Essen. Tänzer kommen sich nicht nur beim Pas de deux nah. Ballettchef Ben Van Cauwenbergh über die Hürden, in Corona-Zeiten einen Spielplan zu erstellen
Corona und die notwendigen Abstands- und Hygieneregeln machen es dem Ballettintendanten schwer, einen attraktiven und sicheren Spielplan im Aalto-Theater auf die Beine zu stellen. „Tanz ist eine physische Kunst. Man fasst sich an - nicht nur beim Pas de deux. Ein klassisches Ballett kann nicht aufgeführt werden“, sagt Ben Van Cauwenbergh. Aber das Publikum soll nicht leer ausgehen. Drei Extrakte aus bekannten Produktionen und ein dreiteiliger Abend sind bis Dezember zu sehen.

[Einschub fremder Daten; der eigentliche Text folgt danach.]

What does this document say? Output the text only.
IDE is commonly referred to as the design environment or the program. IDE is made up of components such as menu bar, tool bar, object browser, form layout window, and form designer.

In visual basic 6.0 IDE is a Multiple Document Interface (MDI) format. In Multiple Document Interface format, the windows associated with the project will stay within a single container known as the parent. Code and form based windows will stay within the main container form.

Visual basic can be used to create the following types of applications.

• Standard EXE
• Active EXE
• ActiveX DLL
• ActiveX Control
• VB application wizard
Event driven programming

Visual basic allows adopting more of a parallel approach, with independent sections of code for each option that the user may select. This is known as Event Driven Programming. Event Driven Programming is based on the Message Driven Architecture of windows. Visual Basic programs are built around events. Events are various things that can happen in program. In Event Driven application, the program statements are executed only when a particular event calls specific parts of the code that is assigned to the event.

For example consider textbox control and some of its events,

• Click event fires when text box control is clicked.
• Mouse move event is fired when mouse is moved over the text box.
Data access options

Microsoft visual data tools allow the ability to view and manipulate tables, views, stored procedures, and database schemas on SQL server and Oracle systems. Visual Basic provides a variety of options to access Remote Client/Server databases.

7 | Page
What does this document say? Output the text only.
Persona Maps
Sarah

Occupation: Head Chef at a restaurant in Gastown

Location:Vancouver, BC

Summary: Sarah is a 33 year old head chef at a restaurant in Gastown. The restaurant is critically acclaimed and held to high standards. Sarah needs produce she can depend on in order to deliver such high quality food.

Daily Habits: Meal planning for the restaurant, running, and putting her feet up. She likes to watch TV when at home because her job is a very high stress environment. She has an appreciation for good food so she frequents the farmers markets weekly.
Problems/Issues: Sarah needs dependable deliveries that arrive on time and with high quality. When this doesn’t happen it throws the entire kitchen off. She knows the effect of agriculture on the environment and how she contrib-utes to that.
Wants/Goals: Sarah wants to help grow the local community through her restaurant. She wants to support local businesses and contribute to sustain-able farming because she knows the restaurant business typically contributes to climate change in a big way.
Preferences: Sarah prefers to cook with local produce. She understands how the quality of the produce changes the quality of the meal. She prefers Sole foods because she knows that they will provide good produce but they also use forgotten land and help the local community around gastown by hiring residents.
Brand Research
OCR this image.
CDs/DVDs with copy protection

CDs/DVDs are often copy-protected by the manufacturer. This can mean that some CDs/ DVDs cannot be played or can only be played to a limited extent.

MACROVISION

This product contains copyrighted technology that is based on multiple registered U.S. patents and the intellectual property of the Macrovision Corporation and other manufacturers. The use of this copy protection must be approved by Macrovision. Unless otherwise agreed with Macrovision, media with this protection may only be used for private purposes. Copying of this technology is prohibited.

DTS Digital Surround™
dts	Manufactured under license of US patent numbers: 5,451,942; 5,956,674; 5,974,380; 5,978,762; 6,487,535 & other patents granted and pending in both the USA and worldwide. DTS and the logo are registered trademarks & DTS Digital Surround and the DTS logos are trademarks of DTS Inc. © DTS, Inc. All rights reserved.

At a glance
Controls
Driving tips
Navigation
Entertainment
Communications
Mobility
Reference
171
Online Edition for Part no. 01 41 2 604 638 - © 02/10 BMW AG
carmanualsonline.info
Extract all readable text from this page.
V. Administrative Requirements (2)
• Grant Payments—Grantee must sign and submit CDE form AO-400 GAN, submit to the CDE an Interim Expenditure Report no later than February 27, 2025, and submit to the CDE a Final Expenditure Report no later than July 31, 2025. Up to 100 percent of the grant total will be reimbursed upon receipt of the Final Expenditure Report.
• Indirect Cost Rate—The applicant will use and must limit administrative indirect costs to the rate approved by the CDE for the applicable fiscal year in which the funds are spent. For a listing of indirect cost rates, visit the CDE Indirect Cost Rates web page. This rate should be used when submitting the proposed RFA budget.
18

„Die Show muss weitergehen“ ist eine Kampfansage. Ben Van Cauwenbergh und seine 30-köpfige Compagnie wollen sich nicht von einem Virus unterkriegen lassen. „The show must go on“ hatte unlängst Premiere. Ein halbes Jahr standen Solistin Adeline Pastor und ihre Mitstreiter nicht auf der Bühne und zeigen nun ein Training mit Maske auf der Bühne und dass jeder Sprung, jede Hebung, jede Pirouette sitzt. Aufwärmphase für das, was kommt.
Stehende Ovationen für „The show must go on“
Gleichmäßig über den ausverkauften Raum verteilt sitzen 235 statt 1125 Zuschauer im Aalto-Theater und verfolgen den ersten Ballettabend. Viel Bekanntes ist dabei wie Alexander Ekmans modernes „Tuplet“, das „Weißer Schwan-Pas de deux“ aus „Schwanensee“, „Break free“ aus „Tanzhommage an Queen“ oder „Natalie“ aus „La vie en rose“. Privat zusammenlebende Paare machen es möglich.
Auch Neues hat Ben Van Cauwenbergh einfließen lassen. So „Der sterbende Schwan“ mit einer ausdrucksstarken Mika Yoneyama in einer Choreografie von Michel Fokine. Dazu setzt er ein Duo oder Trio ein mit Violine (Florian Geldsetzer), Violoncello (Ulrich Mohr)und Klavier (Boris Gurvenich) bei ausgesuchten Nummern. Die Zuschauer sind begeistert. Es gibt stehende Ovationen für ein Ensemble, das sich was traut.
„Der Widerspenstigen Zähmung“ ist nicht umzusetzen
„Wir sind so froh, dass wir auftreten dürfen. Ohne Publikum sind wir nichts. Notfalls tanzen wir mit Maske“, meint der Ballettchef. Er ist erleichtert, dass der erste Abend so gut aufgenommen wurde. „Schön ist es nicht, mit Maske zu tanzen. Aber wenn es choreografisch nicht zu schwierig ist, kann man sich daran gewöhnen.“
Was bei „Tanzhommage an Queen“ möglich erscheint, ist bei „Der Widerspenstigen Zähmung“, die für diese Saison geplant war, undenkbar. „Das Stück darf keine Pause haben. Die Masseneinsätze sind zu anstrengend. Es gibt zu viele Pas de deux mit Solisten und damit zu viel Schweiß und Berührung“, erklärt Van Cauwenbergh. „Ich hoffe, dass wir ,Schwanensee’ wieder auf die Reihe kriegen. ,Der Nussknacker’ ist schon wegen der mitwirkenden Kinder ausgeschlossen.“
Die Kindernummern mussten gestrichen werden
Bei dem gekürzten Abend „Eine kleine Tanzhommage“ wurden die Kindernummern gestrichen, die Männer-Pas de deux, „Seaside Rendezvous“ und „Radio Gaga“. „Der Gesamteindruck bleibt noch gut erhalten“, verspricht Van Cauwenbergh.
„Keep moving“ ist ein moderner dreiteiliger Abend aus dem eigenen Haus. Tänzer und Ballettmeister Armen Hakobyan hat für Stuttgart ein Stück kreiert und für Essen weiterentwickelt. In „Many a moon“ geht es um Zeit, die messbare, die gefühlte und die außer Kraft gesetzte, zum Beispiel in der Liebe. Das Tänzerpaar Denis Untila und Michelle Yamamoto („Othello“) spürt in „On the nature of daylight“ dem Ende einer Liebe nach. Und Ben Van Cauwenbergh bringt in „Heimspiel“ einen handfesten Ehekrach auf die Bühne.
Beenden will er dieses herausfordernde Jahr aber versöhnlich und fröhlich. Seine Mixtur für eine etwas andere Ballettgala heißt „Tütü mit Schuss“. Er präsentiert Klassisches und Zeitgenössisches gewürzt mit etwas Spaß.